FIG. 3 shows the image plane illuminance ratio in the wide open state. The vertical axis represents the illuminance ratio, and the horizontal axis represents the image height. The broken line shows the state where the electric diaphragm device (main diaphragm) 24 is not closed, and the solid line shows the open FNO.
It is in a state in which it is narrowed down to near the light flux. As is clear from this figure, the contrast ratio between the middle part of the screen and the peripheral part is alleviated, and the photograph does not appear to have insufficient peripheral light quantity.

[0032]

As described above, according to the present invention, even in the open state, the focal length is detected by the zoom encoder, and the electric aperture device (main aperture) is driven to the vicinity of the open FNO light flux at that focal length. Since it is configured such that the amount of incident light in the middle portion of the screen can be limited, there is an effect that it is possible to prevent the peripheral light amount from being insufficient or vignetting to be taken.

[Brief description of drawings]

FIG. 1 is a vertical cross-sectional view showing a zoom device according to a first embodiment of the present invention.

FIG. 2 is an enlarged view of a main part of the electric diaphragm device portion of FIG.

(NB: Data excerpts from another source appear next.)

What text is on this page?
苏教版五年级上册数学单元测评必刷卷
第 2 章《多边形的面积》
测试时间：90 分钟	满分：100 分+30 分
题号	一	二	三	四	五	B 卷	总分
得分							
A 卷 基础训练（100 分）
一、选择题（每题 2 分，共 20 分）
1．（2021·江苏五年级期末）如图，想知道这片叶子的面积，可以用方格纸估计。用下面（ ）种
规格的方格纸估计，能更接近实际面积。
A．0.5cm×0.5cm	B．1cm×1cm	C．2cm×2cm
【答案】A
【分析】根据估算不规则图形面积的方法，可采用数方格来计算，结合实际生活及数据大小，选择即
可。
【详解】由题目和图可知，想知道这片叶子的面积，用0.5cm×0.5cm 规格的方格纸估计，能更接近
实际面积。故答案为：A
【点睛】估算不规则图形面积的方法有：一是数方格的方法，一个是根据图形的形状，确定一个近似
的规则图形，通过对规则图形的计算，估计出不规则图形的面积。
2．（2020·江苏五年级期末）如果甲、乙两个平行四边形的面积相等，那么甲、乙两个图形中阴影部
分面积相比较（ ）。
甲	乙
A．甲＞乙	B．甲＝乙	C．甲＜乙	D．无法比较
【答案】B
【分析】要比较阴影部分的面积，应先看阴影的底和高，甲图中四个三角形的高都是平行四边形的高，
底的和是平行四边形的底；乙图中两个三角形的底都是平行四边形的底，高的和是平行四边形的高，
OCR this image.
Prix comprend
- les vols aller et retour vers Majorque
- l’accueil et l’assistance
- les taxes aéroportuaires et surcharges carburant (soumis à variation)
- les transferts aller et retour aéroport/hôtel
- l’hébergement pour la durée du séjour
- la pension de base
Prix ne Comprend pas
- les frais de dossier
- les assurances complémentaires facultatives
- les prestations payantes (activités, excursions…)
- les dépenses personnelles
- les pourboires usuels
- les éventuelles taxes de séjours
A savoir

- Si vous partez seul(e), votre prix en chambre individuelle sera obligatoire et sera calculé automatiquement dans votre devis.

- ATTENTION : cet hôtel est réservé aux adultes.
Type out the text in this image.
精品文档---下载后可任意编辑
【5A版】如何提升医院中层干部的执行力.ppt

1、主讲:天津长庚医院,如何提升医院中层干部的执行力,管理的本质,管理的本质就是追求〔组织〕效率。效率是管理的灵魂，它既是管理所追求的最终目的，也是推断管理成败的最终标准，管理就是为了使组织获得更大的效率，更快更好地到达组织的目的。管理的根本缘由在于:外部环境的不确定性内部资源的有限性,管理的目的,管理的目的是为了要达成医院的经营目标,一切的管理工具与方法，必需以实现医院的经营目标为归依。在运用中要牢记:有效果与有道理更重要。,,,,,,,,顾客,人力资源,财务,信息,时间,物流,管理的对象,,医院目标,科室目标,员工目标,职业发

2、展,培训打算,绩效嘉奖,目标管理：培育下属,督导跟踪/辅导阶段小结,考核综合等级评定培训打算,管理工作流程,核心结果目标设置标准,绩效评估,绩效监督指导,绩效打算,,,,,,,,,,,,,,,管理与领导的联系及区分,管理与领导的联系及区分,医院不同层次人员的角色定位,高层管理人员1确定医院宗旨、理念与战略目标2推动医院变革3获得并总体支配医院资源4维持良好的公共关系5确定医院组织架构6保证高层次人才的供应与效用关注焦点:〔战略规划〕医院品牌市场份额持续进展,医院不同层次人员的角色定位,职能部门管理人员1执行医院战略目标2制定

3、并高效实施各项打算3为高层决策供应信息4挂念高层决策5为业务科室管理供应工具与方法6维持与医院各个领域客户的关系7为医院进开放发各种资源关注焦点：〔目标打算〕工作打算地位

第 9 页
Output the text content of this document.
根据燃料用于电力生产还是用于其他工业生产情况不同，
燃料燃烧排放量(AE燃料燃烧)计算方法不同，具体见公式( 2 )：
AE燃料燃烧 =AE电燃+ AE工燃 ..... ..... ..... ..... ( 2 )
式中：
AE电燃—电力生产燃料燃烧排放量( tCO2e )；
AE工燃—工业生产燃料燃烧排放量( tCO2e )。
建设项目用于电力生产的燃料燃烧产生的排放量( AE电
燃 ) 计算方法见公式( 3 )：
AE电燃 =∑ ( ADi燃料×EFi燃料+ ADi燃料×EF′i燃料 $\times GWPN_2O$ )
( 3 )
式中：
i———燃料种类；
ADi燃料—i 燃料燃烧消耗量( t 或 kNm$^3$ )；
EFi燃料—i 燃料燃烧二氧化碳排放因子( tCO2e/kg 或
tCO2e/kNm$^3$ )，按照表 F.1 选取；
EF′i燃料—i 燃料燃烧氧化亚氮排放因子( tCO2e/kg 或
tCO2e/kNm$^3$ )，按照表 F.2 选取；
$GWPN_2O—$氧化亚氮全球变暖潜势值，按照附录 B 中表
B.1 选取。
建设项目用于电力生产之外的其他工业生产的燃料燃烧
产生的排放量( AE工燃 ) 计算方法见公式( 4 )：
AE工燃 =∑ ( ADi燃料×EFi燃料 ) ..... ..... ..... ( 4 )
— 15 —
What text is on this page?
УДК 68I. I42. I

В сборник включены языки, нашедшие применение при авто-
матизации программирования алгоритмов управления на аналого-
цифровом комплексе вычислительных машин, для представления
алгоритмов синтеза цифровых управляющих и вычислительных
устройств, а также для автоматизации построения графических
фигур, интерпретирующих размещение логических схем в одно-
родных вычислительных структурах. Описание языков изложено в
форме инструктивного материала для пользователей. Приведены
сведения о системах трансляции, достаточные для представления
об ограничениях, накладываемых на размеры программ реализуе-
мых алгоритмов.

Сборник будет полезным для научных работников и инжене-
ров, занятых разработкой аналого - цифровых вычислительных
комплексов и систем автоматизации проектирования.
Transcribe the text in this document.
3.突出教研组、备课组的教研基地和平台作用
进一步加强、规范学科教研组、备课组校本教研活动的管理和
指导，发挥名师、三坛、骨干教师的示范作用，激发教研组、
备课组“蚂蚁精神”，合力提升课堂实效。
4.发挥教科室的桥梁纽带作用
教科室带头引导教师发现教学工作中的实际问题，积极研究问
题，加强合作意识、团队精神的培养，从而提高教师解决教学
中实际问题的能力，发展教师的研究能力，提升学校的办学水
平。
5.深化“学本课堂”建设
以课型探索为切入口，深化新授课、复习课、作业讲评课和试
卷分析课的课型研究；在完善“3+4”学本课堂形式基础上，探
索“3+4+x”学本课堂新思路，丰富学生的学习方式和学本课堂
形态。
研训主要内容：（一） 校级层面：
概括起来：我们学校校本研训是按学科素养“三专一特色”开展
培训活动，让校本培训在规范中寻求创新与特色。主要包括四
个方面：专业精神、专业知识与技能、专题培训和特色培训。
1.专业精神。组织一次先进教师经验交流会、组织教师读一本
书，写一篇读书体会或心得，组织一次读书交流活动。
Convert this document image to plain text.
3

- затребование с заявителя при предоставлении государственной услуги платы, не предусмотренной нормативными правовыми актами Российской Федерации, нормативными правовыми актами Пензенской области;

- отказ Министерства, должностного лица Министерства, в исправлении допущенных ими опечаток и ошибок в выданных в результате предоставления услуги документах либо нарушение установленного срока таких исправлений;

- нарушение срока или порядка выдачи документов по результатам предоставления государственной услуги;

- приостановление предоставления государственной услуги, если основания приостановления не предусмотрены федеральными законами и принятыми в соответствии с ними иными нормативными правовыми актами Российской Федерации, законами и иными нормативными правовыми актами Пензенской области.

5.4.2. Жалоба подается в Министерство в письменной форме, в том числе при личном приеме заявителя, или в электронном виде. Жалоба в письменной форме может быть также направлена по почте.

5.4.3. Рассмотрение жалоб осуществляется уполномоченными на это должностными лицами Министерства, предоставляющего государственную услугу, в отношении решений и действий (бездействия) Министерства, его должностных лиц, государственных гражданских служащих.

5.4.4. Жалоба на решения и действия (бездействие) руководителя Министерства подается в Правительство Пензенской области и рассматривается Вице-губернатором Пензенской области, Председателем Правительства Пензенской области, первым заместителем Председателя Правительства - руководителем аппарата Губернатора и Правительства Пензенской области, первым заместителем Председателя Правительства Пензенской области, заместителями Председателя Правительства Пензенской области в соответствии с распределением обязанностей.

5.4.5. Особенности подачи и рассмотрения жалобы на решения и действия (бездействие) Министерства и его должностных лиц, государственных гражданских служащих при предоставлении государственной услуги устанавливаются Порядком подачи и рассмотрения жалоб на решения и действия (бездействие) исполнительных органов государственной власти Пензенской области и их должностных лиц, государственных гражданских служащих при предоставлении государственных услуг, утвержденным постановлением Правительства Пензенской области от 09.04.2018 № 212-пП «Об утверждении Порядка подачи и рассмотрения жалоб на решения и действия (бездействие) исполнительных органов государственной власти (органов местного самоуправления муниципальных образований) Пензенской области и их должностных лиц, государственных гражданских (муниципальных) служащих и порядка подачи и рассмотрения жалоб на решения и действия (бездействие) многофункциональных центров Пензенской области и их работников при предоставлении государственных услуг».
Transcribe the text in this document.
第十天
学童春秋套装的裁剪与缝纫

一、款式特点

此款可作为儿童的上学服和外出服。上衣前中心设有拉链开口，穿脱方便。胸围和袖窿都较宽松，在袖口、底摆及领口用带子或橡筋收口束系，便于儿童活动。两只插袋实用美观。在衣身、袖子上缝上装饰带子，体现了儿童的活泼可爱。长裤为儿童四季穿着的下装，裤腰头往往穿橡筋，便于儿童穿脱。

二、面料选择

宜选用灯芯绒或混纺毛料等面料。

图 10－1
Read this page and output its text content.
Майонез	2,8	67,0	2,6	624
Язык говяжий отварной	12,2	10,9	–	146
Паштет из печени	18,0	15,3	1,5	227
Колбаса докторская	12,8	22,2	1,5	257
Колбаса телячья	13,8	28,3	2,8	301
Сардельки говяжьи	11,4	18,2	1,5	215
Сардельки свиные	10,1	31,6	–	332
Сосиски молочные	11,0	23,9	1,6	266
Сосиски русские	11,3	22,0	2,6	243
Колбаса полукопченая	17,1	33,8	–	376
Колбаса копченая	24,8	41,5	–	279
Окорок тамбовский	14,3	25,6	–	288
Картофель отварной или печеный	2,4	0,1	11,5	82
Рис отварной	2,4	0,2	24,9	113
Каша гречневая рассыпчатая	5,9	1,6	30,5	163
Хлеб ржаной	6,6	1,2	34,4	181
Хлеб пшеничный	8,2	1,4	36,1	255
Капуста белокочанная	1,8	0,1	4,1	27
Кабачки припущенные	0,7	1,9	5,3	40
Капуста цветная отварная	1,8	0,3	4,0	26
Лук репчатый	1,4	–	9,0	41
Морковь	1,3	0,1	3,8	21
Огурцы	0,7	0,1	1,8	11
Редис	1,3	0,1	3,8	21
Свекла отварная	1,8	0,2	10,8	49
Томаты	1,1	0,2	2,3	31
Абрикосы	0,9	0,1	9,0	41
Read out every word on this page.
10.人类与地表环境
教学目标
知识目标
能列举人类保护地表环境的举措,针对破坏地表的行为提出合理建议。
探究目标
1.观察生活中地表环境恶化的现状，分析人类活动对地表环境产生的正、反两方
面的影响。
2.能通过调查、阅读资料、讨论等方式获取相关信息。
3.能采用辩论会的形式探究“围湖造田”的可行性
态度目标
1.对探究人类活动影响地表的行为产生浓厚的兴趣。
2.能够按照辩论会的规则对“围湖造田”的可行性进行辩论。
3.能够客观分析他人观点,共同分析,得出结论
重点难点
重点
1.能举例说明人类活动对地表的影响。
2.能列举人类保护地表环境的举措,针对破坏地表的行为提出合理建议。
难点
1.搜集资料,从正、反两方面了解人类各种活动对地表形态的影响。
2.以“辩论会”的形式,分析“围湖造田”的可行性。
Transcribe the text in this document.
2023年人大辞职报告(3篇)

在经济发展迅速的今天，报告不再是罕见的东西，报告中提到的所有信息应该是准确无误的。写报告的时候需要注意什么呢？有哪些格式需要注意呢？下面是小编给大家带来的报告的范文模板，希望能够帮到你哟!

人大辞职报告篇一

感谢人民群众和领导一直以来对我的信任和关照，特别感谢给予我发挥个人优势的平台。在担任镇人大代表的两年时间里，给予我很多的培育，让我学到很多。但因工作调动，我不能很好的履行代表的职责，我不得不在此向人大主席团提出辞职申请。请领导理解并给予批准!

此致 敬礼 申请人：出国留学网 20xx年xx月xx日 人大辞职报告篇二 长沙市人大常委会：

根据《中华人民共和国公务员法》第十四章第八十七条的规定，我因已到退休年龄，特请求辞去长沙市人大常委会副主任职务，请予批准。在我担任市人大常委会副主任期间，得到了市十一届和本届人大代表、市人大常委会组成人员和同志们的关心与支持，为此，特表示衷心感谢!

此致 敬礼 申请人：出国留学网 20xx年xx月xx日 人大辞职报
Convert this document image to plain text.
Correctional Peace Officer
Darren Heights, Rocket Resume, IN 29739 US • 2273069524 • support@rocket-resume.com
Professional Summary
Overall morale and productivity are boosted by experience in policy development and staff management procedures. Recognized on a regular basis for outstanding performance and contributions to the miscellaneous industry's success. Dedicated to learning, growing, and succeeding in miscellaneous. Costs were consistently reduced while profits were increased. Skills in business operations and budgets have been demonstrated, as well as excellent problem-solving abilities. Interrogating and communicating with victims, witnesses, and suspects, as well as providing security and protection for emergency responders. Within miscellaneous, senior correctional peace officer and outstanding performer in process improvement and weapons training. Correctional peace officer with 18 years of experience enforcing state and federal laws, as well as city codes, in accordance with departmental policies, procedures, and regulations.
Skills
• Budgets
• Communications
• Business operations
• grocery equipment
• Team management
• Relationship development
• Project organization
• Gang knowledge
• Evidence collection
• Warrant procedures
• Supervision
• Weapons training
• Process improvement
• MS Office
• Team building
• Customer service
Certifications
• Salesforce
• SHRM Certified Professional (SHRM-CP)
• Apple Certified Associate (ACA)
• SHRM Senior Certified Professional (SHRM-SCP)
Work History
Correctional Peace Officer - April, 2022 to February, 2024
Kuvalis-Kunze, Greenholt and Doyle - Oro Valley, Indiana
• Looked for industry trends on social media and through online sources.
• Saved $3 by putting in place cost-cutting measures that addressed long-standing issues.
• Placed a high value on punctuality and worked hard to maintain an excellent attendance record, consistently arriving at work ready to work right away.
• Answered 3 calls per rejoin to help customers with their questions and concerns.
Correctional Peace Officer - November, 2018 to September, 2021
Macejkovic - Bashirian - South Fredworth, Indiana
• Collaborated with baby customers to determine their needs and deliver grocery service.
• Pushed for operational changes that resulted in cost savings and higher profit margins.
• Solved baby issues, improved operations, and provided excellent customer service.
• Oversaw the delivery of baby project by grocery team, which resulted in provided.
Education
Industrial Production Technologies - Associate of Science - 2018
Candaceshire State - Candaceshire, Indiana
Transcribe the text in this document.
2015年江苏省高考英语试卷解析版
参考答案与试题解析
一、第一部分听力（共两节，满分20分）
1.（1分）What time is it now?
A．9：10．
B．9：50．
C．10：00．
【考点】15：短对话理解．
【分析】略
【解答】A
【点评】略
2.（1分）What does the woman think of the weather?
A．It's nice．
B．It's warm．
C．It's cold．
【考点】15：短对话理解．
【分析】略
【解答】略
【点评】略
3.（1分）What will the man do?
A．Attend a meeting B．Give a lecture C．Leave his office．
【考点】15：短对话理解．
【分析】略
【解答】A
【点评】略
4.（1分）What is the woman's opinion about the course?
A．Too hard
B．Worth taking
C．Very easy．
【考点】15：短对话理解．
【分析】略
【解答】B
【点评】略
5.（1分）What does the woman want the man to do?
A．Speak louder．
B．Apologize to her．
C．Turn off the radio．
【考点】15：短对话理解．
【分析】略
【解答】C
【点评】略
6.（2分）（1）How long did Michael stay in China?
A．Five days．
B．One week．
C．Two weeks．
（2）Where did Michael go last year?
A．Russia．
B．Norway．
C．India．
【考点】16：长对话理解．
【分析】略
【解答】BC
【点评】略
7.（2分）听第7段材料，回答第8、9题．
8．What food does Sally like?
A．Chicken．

FIG. 3 is a diagram showing an image plane illuminance ratio.

[Explanation of symbols]

 7 Ultrasonic Motor (Stepping Motor) 19 Zoom Encoder 24 Electric Aperture Device (Main Aperture) 26 Sub Aperture 27 FNO Luminous Flux

Claims (8)

[Claims] 1. A diaphragm device capable of narrowing down to a small diaphragm,
A zoom device equipped with a sub-iris that determines an open FNO at each focal length in conjunction with a zoom operation, wherein the diaphragm device is driven even in the open state by the zoom operation. 2. The FNO at each focal length
The zoom device according to claim 1, wherein the zoom device is driven to near the light flux. 3. The zoom device according to claim 1, wherein the focal length is detected by a zoom encoder. 4. The zoom device according to claim 1, wherein the diaphragm device uses a stepping motor as a drive source. 5. The sub-iris operates in conjunction with a zoom operation to obtain a T
The zoom apparatus according to claim 1, wherein the open FNO other than the ELE end is determined. 6. The zoom device according to claim 1, wherein the sub diaphragm is located rearward of the diaphragm device. 7. The zoom device according to claim 1, wherein, in the open state, the aperture device is narrowed down to a vicinity of an FNO light flux in association with a zoom operation. 8. Any one of claim 1 to claim 7.
An optical apparatus comprising the zoom device according to the item.